Дарвиновская революция - [11]
Британское общество и научное сообщество
В 1830 году, когда на престол взошел король Уильям IV, Британия представляла собой страну парадоксов: в некоторых отношениях британцы были самой передовой нацией Европы, а в некоторых – самой отсталой (см. Билз, 1969; Дж. Ф. К. Гаррисон, 1971). Промышленная революция развивалась здесь такими темпами, как ни в какой другой стране: техника применялась как в производственной сфере, так и в жизни в целом столь повсеместно и такими темпами, что весь XIX век Британия оставалась самой мощной державой мира. Не следует забывать и о том, что революция происходила и в сельском хозяйстве тоже, ибо при обработке и возделывании земли применялись самые передовые научные методы, значительно увеличивавшие урожайность посевных культур. Таким образом, продовольственные запасы возрастали, что позволило кормить и снабжать продуктами все увеличивавшееся население страны, которое быстро урбанизировалось, так как новые большие города, возникшие в Северной и Центральной Англии, нуждались в дешевой рабочей силе, а ее-то как раз и поставляли сельские окраины. В 1831 году общее население Британских островов равнялось 24,1 миллиона человек, из которых примерно треть составляли ирландцы. Лондон был крупнейшим городом с населением в 1 900 000 человек (13,5 % от числа населения Англии и Уэльса). К 1851 году население Лондона выросло до 2 600 000 человек. Что касается других городов, то население Манчестера в тот же период выросло со 182 000 до 303 000, Лидса – со 123 000 до 172 000, Бирмингема – со 144 000 до 233 000, Глазго – с 202 000 до 345 000 человек, а население Брэдфорда, составлявшее в 1801 году всего 13 000 человек, в 1851 году выросло до 104 000 (Дж. Ф. К. Гаррисон, 1971).

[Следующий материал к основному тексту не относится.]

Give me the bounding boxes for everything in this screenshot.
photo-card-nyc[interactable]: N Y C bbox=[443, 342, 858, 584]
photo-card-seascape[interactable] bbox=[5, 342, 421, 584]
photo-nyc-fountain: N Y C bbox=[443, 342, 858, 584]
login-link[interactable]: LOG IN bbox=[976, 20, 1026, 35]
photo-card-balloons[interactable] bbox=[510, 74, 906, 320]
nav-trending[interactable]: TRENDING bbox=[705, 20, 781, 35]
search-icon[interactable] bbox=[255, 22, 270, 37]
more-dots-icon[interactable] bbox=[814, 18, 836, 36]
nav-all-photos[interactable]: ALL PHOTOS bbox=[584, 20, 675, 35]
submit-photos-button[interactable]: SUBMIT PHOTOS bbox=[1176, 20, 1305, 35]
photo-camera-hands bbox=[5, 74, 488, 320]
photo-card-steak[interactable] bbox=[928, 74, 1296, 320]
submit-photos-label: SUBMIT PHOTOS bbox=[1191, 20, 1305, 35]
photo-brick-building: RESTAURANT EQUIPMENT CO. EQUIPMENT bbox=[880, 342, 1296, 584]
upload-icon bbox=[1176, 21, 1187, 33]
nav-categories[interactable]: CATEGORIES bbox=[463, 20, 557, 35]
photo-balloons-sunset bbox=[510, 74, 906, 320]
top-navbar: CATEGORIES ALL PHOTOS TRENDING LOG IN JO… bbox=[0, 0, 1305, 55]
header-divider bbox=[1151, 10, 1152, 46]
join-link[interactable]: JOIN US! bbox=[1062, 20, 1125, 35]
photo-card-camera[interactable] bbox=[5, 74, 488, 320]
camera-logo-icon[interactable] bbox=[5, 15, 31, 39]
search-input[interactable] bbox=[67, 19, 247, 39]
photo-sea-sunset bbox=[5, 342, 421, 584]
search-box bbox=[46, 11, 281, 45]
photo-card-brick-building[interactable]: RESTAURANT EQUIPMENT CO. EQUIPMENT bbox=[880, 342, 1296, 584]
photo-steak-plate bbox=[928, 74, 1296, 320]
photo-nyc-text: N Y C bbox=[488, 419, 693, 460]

Однако как в политическом, так и в социальном отношениях Британия оставалась почти феодальной страной. Власть была сосредоточена в руках весьма немногочисленной горстки людей, которые в большинстве своем не были ни промышленниками, ни предпринимателями, а представляли собой титулованную аристократическую знать – крупных землевладельцев (партия вигов) и мелких землевладельцев, или джентри (партия тори). Большинство людей не имели даже права голоса, одна из палат в парламенте была укомплектована исключительно наследственными аристократами, а многие места в палате общин находились всецело под контролем отдельных индивидуумов. Многие места, особенно закрепленные за так называемыми «гнилыми местечками», были представлены лишь несколькими избирателями, и их представители по различным соображениям, включая и страх перед мерами экономического характера, были послушными орудиями в руках боссов, которые их назначали и, по сути дела, повелевали ими. Если принимались новые законы, то они прежде всего учитывали нужды и потребности политической элиты – тех, кто был заинтересован в сохранении сложившихся общественных устоев, – и эти законы, навязываемые обществу радетелями «справедливости мирным путем», затем преподносились всему населению в качестве постановлений, обязательных к исполнению. Самыми печально известными из них были так называемые хлебные законы, принятые сразу после войны с Наполеоном и вводившие высокие тарифы на импортируемое зерно. Таким образом, беднякам приходилось покупать продукты по более высоким ценам; промышленникам (которые не были частью истеблишмента) приходилось платить рабочим более высокую заработную плату; а землевладельцы собирали искусственно раздутую арендную плату.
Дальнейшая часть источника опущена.